A garrafa de plástico era utilizada pela arguida F como utensilagem para consumo da droga.
21.
O arguido A, livre, consciente, voluntariamente e dolosamente mandou o menor B trazer as drogas Ketamina e Metanfetamina, substâncias controladas por Lei, da0 China para Macau, com o objectivo de vender a Ketamina a terceiros, e a Metanfetamina era para consumo pessoal e do menor B, o arguido A dolosamente tinha na posse utensilagem para consumo da droga.
22.
A arguida E, livre, consciente, voluntariamente e dolosamente tinha na posse a droga Ketamina, com o objectivo de vender a terceiros; bem como, dolosamente tinha na posse a droga Metanfetamina controlada por Lei e utensilagem para consumo pessoal.
23.
A arguida F livre, consciente, voluntariamente e dolosamente tinha na posse utensilagem para consumo pessoal.
24.
Os 3 arguidos agiram livre, consciente, voluntariamente e com dolo, eles bem sabiam que a sua conduta é proibida e punida por lei.
O 1º arguido declara que trabalhava a tempo parcial, auferia mensalmente MOP$2,000.
Tem o 2º ano do ensino secundário, não tem ninguém a cargo.
A 2ª arguida declara ser desempregada.
Tem o 2º ano do ensino secundário.
A 3ª arguida declara ser estudante.
Tem o 2º ano do ensino secundário.
Segundo o registo criminal dos arguidos, o 1º arguido e a 2ª arguida são primários.
Segundo o registo criminal da 3ª arguida F, ela não é primária.
No processo CR2-13-0261-PCC, indica que os factos aconteceram em 23/05/2013, a 3ª arguida por ter cometido 1 crime de Tráfico ilícito de estupefacientes e de substâncias psicotrópicas p.p.p. artº 8º , nº 1 da Lei nº 17/2009, com circunstâncias de atenuação especial da pena previstas no artº 66º, nº 2, al. c) e d) do CP, foi condenada no dia 21/11/2014, a pena de 2 anos e 9 meses de prisão. Suspensa a sua execução pelo período de 5 anos, com condição de ter que submeter a regime de prova. A arguida é preciso de ser acompanhada e orientada pelo DRS durante o período de suspensa, bem como está proibida de tocar na droga”.

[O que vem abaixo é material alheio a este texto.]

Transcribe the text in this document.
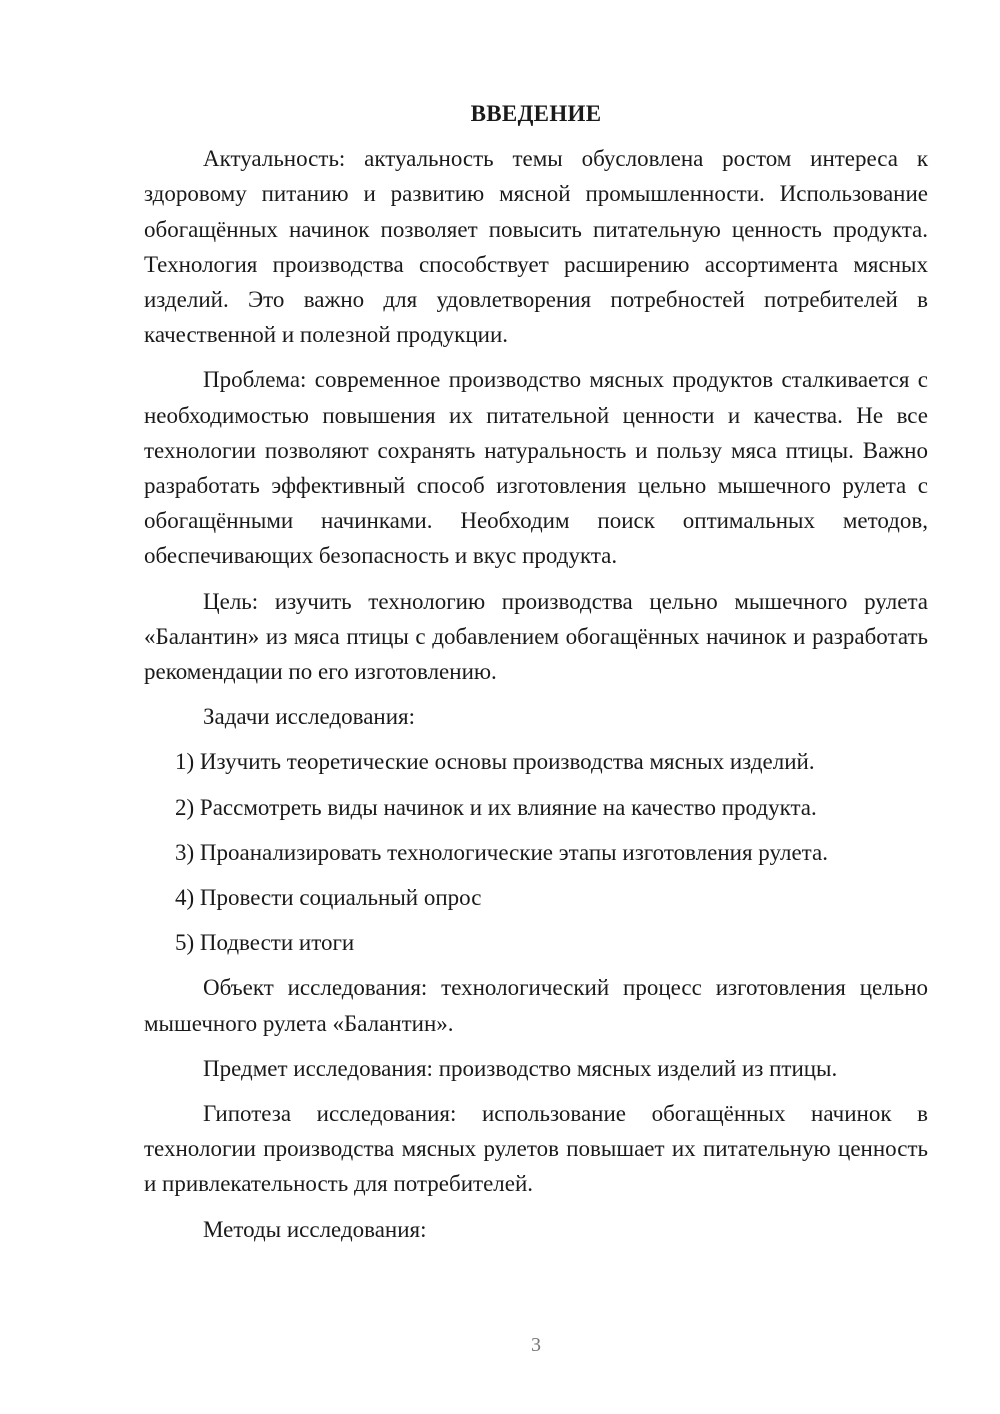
ВВЕДЕНИЕ

Актуальность: актуальность темы обусловлена ростом интереса к здоровому питанию и развитию мясной промышленности. Использование обогащённых начинок позволяет повысить питательную ценность продукта. Технология производства способствует расширению ассортимента мясных изделий. Это важно для удовлетворения потребностей потребителей в качественной и полезной продукции.

Проблема: современное производство мясных продуктов сталкивается с необходимостью повышения их питательной ценности и качества. Не все технологии позволяют сохранять натуральность и пользу мяса птицы. Важно разработать эффективный способ изготовления цельно мышечного рулета с обогащёнными начинками. Необходим поиск оптимальных методов, обеспечивающих безопасность и вкус продукта.

Цель: изучить технологию производства цельно мышечного рулета «Балантин» из мяса птицы с добавлением обогащённых начинок и разработать рекомендации по его изготовлению.

Задачи исследования:

1) Изучить теоретические основы производства мясных изделий.

2) Рассмотреть виды начинок и их влияние на качество продукта.

3) Проанализировать технологические этапы изготовления рулета.

4) Провести социальный опрос

5) Подвести итоги

Объект исследования: технологический процесс изготовления цельно мышечного рулета «Балантин».

Предмет исследования: производство мясных изделий из птицы.

Гипотеза исследования: использование обогащённых начинок в технологии производства мясных рулетов повышает их питательную ценность и привлекательность для потребителей.

Методы исследования:

3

Por sua vez, em sede de “factos não provados” consignou-se que não se provaram “outros factos importantes que não correspondem com os factos provados, incluindo:
7.
A Ketamina encontrada no corpo do B, era para o arguido A vender a terceiros, a fim de obter lucros.
16.
A droga encontrada no corpo da arguida E, foi adquirida por ela a um indivíduo masculino chamado “G” pelo preço de RMB$200”.

Do direito

3. Vem o (1°) arguido recorrer do Acórdão que o condenou pela prática, em concurso real, dos crimes de “tráfico ilícito de estupefacientes”, “detenção ilícita de estupefacientes para consumo” e de “detenção de utensilagem”, p. e p. respectivamente pelos art°s 8°, 14° e 15° da Lei n.° 17/2009, fixando-lhe o Tribunal a pena única de 3 anos e 4 meses de prisão.

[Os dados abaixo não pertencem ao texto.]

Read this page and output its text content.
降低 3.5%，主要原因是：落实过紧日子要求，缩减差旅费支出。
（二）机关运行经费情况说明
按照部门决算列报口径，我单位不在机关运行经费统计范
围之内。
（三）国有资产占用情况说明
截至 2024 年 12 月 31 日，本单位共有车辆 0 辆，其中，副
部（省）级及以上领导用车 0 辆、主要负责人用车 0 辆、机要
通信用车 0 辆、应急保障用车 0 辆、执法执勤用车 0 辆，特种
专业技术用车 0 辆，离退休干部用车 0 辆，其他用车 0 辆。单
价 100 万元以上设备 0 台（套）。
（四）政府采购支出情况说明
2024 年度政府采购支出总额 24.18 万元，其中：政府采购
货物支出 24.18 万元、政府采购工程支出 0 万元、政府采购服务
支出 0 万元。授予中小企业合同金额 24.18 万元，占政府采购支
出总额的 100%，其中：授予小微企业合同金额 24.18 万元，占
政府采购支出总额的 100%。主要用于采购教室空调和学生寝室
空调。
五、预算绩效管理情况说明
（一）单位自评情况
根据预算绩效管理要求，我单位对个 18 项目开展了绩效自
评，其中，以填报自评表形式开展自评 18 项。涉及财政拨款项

E, insurgindo-se (apenas) contra o segmento decisório que o condenou como autor de 1 crime de “tráfico”, entende que o Acórdão recorrido padece de “erro notório na apreciação da prova”, (quanto à “intervenção de B”, na altura dos factos, menor de 16 anos), de “contradição insanável da fundamentação”, (no que toca ao “destino” da “Ketamina” encontrada no corpo do dito B), e que excessiva é a pena que lhe foi fixada, (por reduzida atenuação especial).

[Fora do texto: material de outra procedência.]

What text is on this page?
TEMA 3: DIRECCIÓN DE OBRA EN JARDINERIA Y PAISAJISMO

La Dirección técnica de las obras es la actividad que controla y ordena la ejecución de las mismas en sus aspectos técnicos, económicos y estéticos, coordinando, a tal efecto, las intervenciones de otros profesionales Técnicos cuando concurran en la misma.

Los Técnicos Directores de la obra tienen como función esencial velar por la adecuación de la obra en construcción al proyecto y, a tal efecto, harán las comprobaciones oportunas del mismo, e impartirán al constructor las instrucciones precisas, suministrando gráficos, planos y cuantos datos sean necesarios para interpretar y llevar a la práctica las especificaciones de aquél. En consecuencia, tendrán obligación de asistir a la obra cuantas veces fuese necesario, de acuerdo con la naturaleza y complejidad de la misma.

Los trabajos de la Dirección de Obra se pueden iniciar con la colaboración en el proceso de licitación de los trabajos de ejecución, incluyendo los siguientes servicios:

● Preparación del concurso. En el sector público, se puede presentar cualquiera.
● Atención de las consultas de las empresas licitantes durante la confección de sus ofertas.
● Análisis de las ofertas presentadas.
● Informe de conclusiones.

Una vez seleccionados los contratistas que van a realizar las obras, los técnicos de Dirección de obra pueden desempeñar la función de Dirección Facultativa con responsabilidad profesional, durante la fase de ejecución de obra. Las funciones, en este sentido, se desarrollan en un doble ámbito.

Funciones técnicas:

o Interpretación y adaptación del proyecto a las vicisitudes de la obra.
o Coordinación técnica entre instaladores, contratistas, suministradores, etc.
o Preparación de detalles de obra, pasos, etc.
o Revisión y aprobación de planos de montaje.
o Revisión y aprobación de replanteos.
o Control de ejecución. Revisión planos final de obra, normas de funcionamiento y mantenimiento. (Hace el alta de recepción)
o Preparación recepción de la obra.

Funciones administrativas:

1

–– Começando pelo segmento decisório da “matéria de facto”, cremos que – como explicitado já está no douto Parecer do Ilustre Procurador Adjunto – motivos não há para se reconhecer razão ao ora recorrente.

Vejamos.

Tem este T.S.I. repetidamente entendido que: “O erro notório na apreciação da prova existe quando se dão como provados factos incompatíveis entre si, isto é, que o que se teve como provado ou não provado está em desconformidade com o que realmente se provou, ou que se retirou de um facto tido como provado uma conclusão logicamente inaceitável. O erro existe também quando se violam as regras sobre o valor da prova vinculada, as regras de experiência ou as legis artis. Tem de ser um erro ostensivo, de tal modo evidente que não passa despercebido ao comum dos observadores”.
De facto, “É na audiência de julgamento que se produzem e avaliam todas as provas (cfr. artº 336º do C.P.P.M.), e é do seu conjunto, no uso dos seus poderes de livre apreciação da prova conjugados com as regras da experiência (cfr. artº 114º do mesmo código), que os julgadores adquirem a convicção sobre os factos objecto do processo.
Assim, sendo que o erro notório na apreciação da prova nada tem a ver com a eventual desconformidade entre a decisão de facto do Tribunal e aquela que entende adequada o Recorrente, irrelevante é, em sede de recurso, alegar-se como fundamento do dito vício, que devia o Tribunal ter dado relevância a determinado meio probatório para formar a sua convicção e assim dar como assente determinados factos, visto que, desta forma, mais não se faz do que pôr em causa a regra da livre convicção do Tribunal”; (cfr., v.g., Ac. de 12.05.2011, Proc. n° 165/2011, e mais recentemente de 29.01.2015, Proc. n.° 13/2015 do ora relator).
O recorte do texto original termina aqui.